Pancreatic cancer forced Toulon to retire as a correction captain and left him depressed. He turned to education.
“School was my therapy,” he said. “I just threw myself into it. It gave me some focus, something to do.”
He received a master’s degree in business administration from Dowling College and began another master’s in homeland security management, then decided to get a doctorate in education at Dowling.
He said his parents always said each generation has to do better than the previous one. He couldn’t outrank his father, he said, so he decided to out-degree him.

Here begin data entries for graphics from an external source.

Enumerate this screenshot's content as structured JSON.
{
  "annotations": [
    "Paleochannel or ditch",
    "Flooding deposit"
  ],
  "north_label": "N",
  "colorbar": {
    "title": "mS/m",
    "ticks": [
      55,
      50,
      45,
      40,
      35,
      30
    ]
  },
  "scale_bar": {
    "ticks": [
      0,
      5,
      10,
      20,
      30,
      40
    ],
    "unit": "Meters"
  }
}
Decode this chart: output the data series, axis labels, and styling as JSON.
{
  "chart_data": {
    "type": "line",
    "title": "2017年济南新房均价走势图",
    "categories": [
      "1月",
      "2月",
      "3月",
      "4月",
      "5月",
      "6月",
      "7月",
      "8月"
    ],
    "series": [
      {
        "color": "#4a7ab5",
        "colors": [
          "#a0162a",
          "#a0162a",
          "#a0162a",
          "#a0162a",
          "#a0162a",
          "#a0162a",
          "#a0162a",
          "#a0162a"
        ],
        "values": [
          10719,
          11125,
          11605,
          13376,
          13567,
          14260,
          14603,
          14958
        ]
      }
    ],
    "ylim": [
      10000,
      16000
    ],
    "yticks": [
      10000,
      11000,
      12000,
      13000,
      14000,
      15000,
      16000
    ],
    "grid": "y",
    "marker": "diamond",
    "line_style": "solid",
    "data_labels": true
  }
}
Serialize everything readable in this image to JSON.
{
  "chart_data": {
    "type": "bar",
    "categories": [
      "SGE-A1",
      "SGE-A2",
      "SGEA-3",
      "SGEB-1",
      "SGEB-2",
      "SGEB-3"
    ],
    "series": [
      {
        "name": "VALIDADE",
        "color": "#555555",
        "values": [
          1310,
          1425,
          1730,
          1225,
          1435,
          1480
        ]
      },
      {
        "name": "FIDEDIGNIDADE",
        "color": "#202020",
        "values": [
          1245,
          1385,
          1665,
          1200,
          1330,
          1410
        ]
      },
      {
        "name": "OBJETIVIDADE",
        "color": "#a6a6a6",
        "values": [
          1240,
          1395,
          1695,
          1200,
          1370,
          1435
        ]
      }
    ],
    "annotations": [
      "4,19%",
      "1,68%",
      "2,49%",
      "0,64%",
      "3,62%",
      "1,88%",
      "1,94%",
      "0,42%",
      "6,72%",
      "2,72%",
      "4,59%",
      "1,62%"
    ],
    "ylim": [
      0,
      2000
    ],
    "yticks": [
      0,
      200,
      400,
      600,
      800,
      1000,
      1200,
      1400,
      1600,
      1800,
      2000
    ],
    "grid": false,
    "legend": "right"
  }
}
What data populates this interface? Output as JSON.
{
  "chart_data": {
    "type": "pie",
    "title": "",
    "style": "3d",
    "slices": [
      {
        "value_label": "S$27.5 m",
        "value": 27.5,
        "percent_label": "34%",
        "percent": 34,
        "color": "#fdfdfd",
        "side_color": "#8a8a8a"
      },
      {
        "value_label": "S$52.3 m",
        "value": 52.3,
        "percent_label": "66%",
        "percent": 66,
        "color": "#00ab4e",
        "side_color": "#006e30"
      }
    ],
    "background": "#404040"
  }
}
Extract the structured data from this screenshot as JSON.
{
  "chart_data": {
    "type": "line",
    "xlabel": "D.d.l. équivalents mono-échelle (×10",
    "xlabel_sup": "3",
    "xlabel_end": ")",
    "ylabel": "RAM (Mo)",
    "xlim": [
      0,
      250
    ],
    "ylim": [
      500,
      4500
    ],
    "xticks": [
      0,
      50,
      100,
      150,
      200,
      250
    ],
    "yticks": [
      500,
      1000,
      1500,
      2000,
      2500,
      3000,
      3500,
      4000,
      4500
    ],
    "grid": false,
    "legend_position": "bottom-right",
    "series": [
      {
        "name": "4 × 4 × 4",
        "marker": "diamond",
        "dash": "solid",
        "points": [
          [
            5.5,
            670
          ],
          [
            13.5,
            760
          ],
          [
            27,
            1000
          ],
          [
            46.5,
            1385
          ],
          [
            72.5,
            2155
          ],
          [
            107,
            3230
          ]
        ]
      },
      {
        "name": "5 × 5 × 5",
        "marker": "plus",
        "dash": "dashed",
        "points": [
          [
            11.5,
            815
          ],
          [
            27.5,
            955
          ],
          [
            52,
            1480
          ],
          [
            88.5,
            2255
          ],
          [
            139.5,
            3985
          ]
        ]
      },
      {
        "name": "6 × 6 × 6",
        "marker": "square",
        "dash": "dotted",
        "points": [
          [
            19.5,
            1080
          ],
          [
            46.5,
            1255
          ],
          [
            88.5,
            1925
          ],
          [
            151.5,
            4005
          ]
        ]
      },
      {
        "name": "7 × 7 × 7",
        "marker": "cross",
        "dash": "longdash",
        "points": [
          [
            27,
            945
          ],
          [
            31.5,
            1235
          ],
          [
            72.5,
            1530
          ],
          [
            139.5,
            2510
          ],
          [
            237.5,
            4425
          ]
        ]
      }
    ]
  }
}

After serving two years as Suffolk assistant deputy county executive for public safety, Toulon returned to the NYC Department of Correction in 2014 as deputy commissioner of operations.
Last year Toulon joined four other NYC correction employees in a lawsuit against the department, charging racial discrimination that the lawsuit states led to Toulon’s forced retirement in January 2017. The case is pending in U.S. District Court, records show.
Toulon — who in 2016 married his second wife, Tina — makes a point of going to schools every week to speak about bullying, drugs and gangs and “get to kids before they get to me.” A longtime community hockey coach, he said he hopes that as sheriff he can “break down many barriers” to racial harmony, as he has done in the hockey rink.
Toulon said he recognizes there are people who fear other races, and he does his best to be a good example of a role model who strives for excellence. Still, he acknowledged that the pressure to always represent your race can be a burden.
“I’m not going to lie,” he said. “It is extremely difficult because of not only the demand but to make sure you’re always on top of your game, always at your best.”